– Это бабушкина была, – не узнавая своего голоса, ответила Ева. – Она умерла шесть лет назад. А теперь Юрина, брата, но он все равно с нами живет. Он ведь дома почти не бывает, и зачем ему отдельно жить, готовить и вообще… Я тебе разве не говорила?
– Забыл, наверно. Я думал, может, подружкина квартира. Это что за маска, африканская?
Бабушкина гарсоньерка, конечно, выглядела необычно. Эмилия Яковлевна начала ездить по всему свету еще в туманные для Евы шестидесятые годы, когда самой дальней заграницей для большинства советских людей была Эстония. Маску, о которой спрашивал Денис, она действительно привезла из Африки – из Республики Чад, кажется. Маска была вырезана из тускло поблескивающего черного дерева, и выражение на свирепом лице застыло самое экзотическое.
– Она много ездила, – сказала Ева. – Она кинокритик была, очень известная. В Канн всегда… Знаешь, у нее такой вкус хороший был! Мама говорит, платья она портнихе заказывала такие, что все ахали. Думали, от Шанель, не иначе, а она фасоны сама придумывала. И всегда покупала то, что ей нравилось, сколько бы ни стоило. Если маска понравится – на последние деньги купит маску, хотя нужны, например, туфли.
Ева говорила о бабушке с улыбкой: ей хотелось рассказывать о ней Денису. Рассказывая, она сама вспоминала ее до старости звонкий голос, неблекнущие глаза – в точности Юрины, натуральный кобальт, как говорит Полинка. Даже бабушкина всегдашняя уверенность в собственной правоте теперь вспоминалась легко, без того напряжения, которым при жизни сопровождалась для близких.
В гарсоньерке хранились куклы, привезенные Эмилией Яковлевной из Венеции, и греческая керамика, и китайские вазы, и палехские шкатулки, и японские веера, и метеорит, подаренный ей где-то в Сибири, и еще множество других необыкновенных вещей. Но главное, все это было ею расположено в том особенном порядке, который сохранил дыхание ее жизни, ее кипучую энергию даже спустя годы, прошедшие после ее смерти.

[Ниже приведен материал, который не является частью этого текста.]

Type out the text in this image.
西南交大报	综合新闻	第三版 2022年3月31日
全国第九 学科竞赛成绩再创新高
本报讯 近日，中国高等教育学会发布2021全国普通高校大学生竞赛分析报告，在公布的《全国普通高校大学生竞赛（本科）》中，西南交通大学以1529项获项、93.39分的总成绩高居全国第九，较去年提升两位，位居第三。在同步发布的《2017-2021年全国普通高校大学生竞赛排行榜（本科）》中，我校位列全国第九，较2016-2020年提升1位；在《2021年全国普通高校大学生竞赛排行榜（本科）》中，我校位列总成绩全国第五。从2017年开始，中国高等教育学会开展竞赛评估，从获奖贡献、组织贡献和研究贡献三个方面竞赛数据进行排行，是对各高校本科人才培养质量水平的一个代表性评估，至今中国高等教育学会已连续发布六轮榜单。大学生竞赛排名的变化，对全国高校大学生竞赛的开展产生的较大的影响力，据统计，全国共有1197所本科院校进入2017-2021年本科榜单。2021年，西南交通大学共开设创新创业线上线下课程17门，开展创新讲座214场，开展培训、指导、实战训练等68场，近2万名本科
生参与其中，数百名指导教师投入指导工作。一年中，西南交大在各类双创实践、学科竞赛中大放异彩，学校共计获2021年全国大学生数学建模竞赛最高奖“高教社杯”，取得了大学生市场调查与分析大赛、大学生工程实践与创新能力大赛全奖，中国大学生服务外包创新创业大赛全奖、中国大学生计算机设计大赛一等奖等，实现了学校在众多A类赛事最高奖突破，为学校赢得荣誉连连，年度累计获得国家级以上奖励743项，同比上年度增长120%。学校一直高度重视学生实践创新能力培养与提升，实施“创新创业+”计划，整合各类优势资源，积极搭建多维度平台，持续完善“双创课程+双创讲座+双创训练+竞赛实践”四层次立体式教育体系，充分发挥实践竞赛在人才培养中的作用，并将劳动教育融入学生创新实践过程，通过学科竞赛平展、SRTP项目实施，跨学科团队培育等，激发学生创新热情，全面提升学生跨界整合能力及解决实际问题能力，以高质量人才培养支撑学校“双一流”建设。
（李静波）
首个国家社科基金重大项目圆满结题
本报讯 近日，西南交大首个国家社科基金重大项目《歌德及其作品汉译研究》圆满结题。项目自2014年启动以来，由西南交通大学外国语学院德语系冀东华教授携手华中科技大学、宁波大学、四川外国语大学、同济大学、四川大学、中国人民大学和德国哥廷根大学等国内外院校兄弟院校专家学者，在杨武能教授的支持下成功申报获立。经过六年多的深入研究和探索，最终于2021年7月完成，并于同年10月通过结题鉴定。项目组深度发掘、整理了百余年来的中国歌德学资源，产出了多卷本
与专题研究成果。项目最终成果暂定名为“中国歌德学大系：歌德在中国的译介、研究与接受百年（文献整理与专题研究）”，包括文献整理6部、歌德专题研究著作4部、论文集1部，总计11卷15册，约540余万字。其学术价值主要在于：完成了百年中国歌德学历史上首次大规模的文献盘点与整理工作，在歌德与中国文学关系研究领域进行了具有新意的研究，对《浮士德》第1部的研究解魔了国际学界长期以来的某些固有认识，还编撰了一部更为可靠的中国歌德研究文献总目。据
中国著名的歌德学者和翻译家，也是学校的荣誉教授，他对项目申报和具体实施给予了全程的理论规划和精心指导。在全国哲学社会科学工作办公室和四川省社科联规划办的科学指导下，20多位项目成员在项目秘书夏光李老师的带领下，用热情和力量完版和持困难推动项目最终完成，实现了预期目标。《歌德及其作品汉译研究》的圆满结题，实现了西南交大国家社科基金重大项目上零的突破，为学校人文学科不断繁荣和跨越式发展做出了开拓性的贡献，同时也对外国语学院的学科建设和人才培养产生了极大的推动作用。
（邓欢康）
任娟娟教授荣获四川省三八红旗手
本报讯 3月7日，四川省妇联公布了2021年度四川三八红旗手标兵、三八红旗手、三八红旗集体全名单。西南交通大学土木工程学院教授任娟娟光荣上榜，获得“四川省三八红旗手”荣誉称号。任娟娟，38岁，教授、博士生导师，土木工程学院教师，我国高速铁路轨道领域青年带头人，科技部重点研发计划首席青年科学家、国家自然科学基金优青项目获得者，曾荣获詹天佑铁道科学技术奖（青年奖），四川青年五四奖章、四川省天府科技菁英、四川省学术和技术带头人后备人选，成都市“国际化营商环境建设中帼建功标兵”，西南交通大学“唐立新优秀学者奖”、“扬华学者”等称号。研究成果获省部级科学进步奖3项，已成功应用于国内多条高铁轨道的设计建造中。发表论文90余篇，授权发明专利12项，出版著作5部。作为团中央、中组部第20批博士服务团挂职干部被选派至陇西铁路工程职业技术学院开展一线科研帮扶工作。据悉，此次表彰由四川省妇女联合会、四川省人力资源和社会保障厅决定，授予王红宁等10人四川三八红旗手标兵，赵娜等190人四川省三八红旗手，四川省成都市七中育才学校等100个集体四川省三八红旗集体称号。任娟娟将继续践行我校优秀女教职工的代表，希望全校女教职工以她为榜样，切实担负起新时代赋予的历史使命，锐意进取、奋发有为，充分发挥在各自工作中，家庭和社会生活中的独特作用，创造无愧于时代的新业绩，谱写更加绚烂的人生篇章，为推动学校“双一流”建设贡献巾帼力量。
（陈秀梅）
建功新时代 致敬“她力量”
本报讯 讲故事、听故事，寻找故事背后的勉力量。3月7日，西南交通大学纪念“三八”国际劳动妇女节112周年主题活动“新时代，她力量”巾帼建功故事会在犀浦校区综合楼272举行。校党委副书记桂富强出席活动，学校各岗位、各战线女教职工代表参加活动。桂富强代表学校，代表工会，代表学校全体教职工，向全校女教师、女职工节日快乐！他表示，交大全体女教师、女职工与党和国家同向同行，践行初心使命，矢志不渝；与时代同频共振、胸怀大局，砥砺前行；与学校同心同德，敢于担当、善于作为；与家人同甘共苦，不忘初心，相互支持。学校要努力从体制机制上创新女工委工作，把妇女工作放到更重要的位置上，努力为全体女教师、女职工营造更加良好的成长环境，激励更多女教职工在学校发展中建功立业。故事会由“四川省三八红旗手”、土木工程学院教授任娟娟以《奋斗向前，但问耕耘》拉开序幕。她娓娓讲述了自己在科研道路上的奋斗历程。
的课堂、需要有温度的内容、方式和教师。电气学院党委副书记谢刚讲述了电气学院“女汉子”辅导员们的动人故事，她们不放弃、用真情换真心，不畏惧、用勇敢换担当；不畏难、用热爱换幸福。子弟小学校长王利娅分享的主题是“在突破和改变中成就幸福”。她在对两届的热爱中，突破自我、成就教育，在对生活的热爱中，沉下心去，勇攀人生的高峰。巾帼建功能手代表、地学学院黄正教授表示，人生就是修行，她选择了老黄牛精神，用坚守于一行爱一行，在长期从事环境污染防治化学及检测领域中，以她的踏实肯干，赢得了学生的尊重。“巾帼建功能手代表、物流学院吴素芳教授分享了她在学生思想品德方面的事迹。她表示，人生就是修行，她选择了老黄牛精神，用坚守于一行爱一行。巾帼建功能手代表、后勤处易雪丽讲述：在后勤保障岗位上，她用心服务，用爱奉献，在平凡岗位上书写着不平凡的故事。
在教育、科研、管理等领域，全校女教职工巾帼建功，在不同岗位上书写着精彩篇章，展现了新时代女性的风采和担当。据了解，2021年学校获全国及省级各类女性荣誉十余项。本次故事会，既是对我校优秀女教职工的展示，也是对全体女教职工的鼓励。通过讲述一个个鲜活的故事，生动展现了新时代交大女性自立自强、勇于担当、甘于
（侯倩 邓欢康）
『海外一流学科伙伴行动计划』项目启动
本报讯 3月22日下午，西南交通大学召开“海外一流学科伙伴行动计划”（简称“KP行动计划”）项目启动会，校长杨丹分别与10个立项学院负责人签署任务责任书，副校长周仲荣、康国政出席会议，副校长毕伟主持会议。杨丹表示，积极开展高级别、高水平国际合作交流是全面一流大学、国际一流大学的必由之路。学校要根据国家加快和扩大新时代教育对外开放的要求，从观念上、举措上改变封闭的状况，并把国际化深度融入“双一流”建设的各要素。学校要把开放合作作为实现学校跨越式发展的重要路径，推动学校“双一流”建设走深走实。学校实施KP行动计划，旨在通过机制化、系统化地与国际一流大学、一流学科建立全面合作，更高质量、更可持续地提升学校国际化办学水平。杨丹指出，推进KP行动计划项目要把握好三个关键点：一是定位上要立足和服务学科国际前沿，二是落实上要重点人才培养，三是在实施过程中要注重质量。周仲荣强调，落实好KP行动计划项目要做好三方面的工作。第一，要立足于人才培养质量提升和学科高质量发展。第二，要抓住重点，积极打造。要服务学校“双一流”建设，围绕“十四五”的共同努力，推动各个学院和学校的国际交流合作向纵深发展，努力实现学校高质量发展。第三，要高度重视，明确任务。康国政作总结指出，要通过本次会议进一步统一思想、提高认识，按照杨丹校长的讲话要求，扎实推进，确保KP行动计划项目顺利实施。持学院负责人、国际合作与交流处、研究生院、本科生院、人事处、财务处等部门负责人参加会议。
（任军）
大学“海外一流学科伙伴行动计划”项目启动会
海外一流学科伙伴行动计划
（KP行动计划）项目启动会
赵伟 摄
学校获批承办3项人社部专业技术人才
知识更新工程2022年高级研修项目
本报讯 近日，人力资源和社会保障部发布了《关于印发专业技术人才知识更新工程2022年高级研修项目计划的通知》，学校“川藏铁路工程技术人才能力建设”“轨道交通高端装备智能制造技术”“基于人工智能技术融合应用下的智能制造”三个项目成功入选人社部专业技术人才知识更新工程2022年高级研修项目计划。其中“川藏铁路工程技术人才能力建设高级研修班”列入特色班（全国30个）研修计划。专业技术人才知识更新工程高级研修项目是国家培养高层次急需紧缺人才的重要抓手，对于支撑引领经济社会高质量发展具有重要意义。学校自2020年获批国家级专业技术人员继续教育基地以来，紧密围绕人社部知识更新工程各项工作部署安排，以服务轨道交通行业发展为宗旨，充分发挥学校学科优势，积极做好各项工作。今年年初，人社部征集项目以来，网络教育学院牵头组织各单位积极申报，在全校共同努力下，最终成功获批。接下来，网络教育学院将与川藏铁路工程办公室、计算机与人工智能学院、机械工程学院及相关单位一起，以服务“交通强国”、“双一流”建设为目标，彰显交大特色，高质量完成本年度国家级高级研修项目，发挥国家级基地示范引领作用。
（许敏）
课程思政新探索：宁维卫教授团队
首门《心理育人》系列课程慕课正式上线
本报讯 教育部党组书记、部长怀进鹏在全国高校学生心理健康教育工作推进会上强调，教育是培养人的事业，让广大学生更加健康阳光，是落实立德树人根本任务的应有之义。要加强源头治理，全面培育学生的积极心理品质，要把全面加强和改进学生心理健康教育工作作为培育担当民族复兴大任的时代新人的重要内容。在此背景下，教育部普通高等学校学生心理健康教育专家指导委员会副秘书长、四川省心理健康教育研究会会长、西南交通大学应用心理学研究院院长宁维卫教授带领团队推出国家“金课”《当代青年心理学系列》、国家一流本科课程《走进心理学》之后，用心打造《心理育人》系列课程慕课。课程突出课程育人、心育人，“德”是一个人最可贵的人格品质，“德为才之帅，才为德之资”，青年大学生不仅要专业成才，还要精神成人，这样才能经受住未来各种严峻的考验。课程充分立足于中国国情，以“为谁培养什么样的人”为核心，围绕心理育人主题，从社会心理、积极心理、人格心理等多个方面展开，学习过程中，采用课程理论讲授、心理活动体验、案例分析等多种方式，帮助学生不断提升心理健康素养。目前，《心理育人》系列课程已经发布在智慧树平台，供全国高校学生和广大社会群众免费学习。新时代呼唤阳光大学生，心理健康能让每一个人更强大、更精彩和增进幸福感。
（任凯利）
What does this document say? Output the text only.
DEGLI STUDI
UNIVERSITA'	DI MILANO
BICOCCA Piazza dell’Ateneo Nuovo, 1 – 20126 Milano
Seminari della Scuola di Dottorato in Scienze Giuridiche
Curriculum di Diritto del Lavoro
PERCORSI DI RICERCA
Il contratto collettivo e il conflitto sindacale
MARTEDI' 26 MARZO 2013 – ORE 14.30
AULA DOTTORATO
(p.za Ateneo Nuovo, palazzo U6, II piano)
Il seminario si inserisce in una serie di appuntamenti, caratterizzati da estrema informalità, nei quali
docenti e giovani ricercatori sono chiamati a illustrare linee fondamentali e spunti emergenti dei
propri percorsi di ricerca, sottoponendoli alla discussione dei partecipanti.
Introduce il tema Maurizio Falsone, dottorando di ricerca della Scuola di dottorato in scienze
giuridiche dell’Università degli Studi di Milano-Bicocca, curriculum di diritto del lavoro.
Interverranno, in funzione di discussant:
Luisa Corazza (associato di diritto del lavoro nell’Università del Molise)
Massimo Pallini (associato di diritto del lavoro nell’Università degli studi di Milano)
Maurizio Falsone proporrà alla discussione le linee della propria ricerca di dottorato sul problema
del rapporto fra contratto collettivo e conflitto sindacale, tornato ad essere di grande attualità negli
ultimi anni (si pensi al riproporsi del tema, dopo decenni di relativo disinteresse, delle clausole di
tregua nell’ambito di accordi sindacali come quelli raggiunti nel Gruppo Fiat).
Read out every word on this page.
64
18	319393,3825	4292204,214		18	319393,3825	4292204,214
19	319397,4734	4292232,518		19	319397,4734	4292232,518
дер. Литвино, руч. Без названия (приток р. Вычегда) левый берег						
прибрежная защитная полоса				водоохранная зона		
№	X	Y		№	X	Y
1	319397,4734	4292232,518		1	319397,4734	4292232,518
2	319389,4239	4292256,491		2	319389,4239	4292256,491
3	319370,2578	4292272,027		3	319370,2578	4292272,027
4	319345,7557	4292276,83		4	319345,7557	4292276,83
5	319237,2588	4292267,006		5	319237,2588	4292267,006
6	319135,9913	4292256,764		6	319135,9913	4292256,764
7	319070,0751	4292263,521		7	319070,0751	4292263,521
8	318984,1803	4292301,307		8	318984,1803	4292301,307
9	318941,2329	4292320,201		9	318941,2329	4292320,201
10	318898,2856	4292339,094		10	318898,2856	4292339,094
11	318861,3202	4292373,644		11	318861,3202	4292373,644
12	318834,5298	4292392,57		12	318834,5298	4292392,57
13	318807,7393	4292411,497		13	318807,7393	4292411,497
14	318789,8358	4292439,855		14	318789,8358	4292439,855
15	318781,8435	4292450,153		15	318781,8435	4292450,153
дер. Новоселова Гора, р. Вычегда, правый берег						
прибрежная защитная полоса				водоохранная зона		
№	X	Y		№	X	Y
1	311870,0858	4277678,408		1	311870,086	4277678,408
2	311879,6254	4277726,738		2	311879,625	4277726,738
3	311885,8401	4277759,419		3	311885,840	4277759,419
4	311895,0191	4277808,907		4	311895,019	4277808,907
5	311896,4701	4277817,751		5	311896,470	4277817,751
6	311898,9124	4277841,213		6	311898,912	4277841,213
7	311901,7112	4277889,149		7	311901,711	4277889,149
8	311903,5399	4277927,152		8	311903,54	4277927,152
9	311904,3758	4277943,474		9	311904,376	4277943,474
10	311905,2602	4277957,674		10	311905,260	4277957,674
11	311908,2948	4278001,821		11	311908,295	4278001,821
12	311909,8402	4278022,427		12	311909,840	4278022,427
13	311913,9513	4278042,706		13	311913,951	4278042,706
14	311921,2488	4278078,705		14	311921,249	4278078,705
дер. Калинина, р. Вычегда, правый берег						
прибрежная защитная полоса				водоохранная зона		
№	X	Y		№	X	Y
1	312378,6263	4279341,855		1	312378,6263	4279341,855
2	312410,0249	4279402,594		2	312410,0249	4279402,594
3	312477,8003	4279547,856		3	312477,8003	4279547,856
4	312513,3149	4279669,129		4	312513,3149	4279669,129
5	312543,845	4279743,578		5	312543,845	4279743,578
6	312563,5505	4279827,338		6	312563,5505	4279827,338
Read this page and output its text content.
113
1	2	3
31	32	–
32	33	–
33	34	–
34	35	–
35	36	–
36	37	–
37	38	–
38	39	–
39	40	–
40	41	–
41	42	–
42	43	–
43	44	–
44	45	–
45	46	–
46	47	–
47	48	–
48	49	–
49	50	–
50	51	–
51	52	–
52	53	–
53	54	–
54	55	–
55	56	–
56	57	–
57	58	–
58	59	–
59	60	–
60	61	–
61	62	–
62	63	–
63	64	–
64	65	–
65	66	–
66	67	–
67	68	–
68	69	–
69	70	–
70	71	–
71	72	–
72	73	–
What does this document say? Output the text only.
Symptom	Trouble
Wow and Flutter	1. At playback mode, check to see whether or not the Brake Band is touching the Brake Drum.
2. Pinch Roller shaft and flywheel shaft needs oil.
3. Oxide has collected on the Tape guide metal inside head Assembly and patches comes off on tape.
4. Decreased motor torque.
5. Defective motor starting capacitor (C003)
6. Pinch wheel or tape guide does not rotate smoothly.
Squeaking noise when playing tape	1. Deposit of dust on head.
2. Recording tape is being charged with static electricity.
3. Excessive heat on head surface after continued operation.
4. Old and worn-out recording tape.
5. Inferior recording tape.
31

– По-моему, это вообще самое интересное, – сказал Денис. – История рода, предков.
Он высвободил руку из-под Евиной головы, сел, перегнулся через нее, дотянулся до своих брошенных на стул брюк, достал сигареты. Ева смотрела на него – на его голое стройное тело, в котором был теперь покой удовлетворенного желания, на маленькую родинку в самом низу живота, едва заметную сквозь вьющиеся темные волосы – такую же, как в правом уголке губ. Она впервые видела его обнаженным при свете дня, и горло у нее сжималось от счастья и боли, невыразимой и ей самой непонятной.
– А я, знаешь, сейчас тоже генеалогией своей увлекся, – продолжал он, снова ложась рядом с Евой и щелкая зажигалкой. – Такие нити обнаружились, аж голова кругом идет! Может, правда, это всего лишь мои домыслы, – улыбнулся он. – «Баташ» – это ведь знаешь что означает? Крепкий, сильный, могучий, властный. Притом появилось во всех тюркских языках еще веков сто назад, представляешь? Даже хан Батый, может, от того же корня происходил!